こういう作品を鑑賞する度に本当に映画というものは社会に接続していくための機会を与えてくれていると感じる。
画面いっぱいに映し出される物質豊かな幸せな日々の端っこに見え隠れする不穏な空気に怖さを感じつつも、それらを時折切り離して客観的に見つめる自分の事も非常にグロテスクだと思った。
物語の外へ押しやられた人々の姿は見せない、というよりヘス家の人々が一切見ようとしなかった描写に関して当時のナチスの悪行を断罪するためだけなら敢えてこういう映画の構成にはしないだろうし、彼らと等しく、今の自分たちも現在進行形でガザ地区で行われるジェノサイドをまったく見ようとしていないことを痛感させられる。(これはアカデミー授賞式でのジョナサン・グレイザーのスピーチでも触れられている。これも見て欲しい)

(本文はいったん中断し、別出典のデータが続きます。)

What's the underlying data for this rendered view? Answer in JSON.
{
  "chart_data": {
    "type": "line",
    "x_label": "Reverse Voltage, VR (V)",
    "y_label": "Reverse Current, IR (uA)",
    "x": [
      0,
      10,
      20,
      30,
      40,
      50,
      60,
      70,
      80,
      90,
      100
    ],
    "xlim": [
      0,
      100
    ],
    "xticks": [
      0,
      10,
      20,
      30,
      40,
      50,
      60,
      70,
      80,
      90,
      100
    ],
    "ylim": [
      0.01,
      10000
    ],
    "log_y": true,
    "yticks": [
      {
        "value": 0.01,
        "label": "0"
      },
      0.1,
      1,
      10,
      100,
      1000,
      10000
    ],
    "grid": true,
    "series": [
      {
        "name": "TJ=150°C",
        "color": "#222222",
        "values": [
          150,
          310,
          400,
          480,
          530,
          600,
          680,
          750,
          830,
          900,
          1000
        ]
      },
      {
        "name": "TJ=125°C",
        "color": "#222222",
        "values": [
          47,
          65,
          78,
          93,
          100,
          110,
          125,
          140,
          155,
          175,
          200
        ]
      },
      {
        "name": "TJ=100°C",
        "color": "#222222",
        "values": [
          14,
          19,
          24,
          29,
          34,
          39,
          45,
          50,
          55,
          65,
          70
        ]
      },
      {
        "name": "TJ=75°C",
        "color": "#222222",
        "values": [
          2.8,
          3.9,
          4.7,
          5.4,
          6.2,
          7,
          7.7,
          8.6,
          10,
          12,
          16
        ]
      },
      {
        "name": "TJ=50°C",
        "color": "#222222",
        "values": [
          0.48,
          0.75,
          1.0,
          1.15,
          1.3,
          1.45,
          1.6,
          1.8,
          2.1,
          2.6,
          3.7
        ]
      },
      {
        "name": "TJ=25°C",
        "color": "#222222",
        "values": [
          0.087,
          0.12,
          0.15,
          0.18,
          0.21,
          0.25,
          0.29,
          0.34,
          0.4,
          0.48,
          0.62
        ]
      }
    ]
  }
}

賛否は分かれ、その中でも否定派の一体何を表現したい映画なのかわからなかったという感想を度々目にし、それは国際問題に接続しにくい今の日本の状況ならではかもしれないという気持ちにもなったが、自分自身も含めて、関心領域を広げていくことを止めてはいけないと強く思った。
唯一の良心とも言える少女の姿は低体温な映像で…こちらの方に色をつけて自分たちは映画を観ないといけない。